I had the 3 1/2 bar an double spring stainless guild rod for wieght to keep follow up shots smoother, installed when first got it, But please explain the reduced spring an lighter titainium striker??? I was told it will allow a faster reset on follow up shots. An that if used in CCW firearms its qestionable on the write up on a use of deadly force. ???? Self defence is self defence isnt it. I know the speed shooters at our range all keep saying put it in an you will never want to shoot a Glock without these parts installed. But I picked up the wifes 19 off the range table which looks like mine an pulled double taps with it an it has the factory parts, So go figure, My ears or should I say my eyes are open to learn, These Glocks are new tools to me, Thanks ole Carver


----------



## scubapro (Nov 27, 2010)

aaronious45 said:


> Bill, what does the reduced power striker do? Im brand new to glocks so forgive my ignorance


The striker spring constitutes a major factor in the trigger pull weight. A minus connector alone will help -- but installing the reduced power springs in the striker and safety plunger lightens the trigger pull even more.


----------



## scubapro (Nov 27, 2010)

Carver,

I see no need for the titanium add-on parts in a Glock. The reduction in weight to the pistol is miniscule. Also, although stronger than regular steel -- titanium is more brittle. I don't want a brittle striker in my pistol.

I keep all of my parts OEM (thus why I buy the Glock "minus" connectors) -- except the springs mentioned. I believe in Wolff springs for all my firearms. However, I stick with the factory RSAs in my Glocks.

As for a post shooting evaluation of your Glock -- don't lose too much sleep over it. The best that I can tell, the FDLE is looking for projectile comparisons only. In Glocks, or any other pistol with polygonal rifling - that is quite difficult anyway.


----------



## welldoya (Oct 5, 2007)

I've got a G19 and the long trigger pull does take some getting used to but I don't know that I would want to lighten it, especially with there being no traditional external safety.


----------



## shootnstarz (May 4, 2011)

Buy more mags, buy lots of mags !!! 

They do come in pink too. I knew a lady that had one so her husband wouldn't try to claim it.

Rick


----------



## Gravity3694 (May 10, 2011)

scubapro said:


> Carver,
> 
> I see no need for the titanium add-on parts in a Glock.
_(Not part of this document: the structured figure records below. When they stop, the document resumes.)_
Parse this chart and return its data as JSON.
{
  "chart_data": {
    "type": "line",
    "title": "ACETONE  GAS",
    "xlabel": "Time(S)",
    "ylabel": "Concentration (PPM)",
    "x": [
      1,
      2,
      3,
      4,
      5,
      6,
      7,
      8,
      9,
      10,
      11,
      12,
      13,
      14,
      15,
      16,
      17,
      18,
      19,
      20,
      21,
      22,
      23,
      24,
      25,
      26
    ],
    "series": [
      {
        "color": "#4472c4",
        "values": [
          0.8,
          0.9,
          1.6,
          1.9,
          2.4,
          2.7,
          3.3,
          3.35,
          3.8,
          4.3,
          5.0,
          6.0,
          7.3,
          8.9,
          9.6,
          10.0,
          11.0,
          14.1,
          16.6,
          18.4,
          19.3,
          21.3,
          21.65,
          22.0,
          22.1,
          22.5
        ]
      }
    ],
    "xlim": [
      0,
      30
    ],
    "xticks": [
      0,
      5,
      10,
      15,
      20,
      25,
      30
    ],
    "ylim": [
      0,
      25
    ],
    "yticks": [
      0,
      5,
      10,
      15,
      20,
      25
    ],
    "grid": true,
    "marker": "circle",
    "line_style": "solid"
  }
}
The reduction in weight to the pistol is miniscule. Also, although stronger than regular steel -- titanium is more brittle. I don't want a brittle striker in my pistol.
> 
> I keep all of my parts OEM (thus why I buy the Glock "minus" connectors) -- except the springs mentioned. I believe in Wolff springs for all my firearms. However, I stick with the factory RSAs in my Glocks.


I always keep mine close to stock. A stock Glock should be sufficient for most. The only things I change in mine are a factory extended slide release to make it easy as a lefty to lock the slide and an extended mag release. I have played with different connectors before, but decided to leave the stock 5lb connector in when I concluded that it didn't make any difference for me. Skateboard tape is also another interesting modification that I've done in the past to increase grip, but I eventually found it unecessary and a hindrance to concealed carry.


----------



## Moose007 (Mar 20, 2012)

Glocks are good weapons but I sure do like my Sig P226. Good luck with your Glock and be careful. God Bless


----------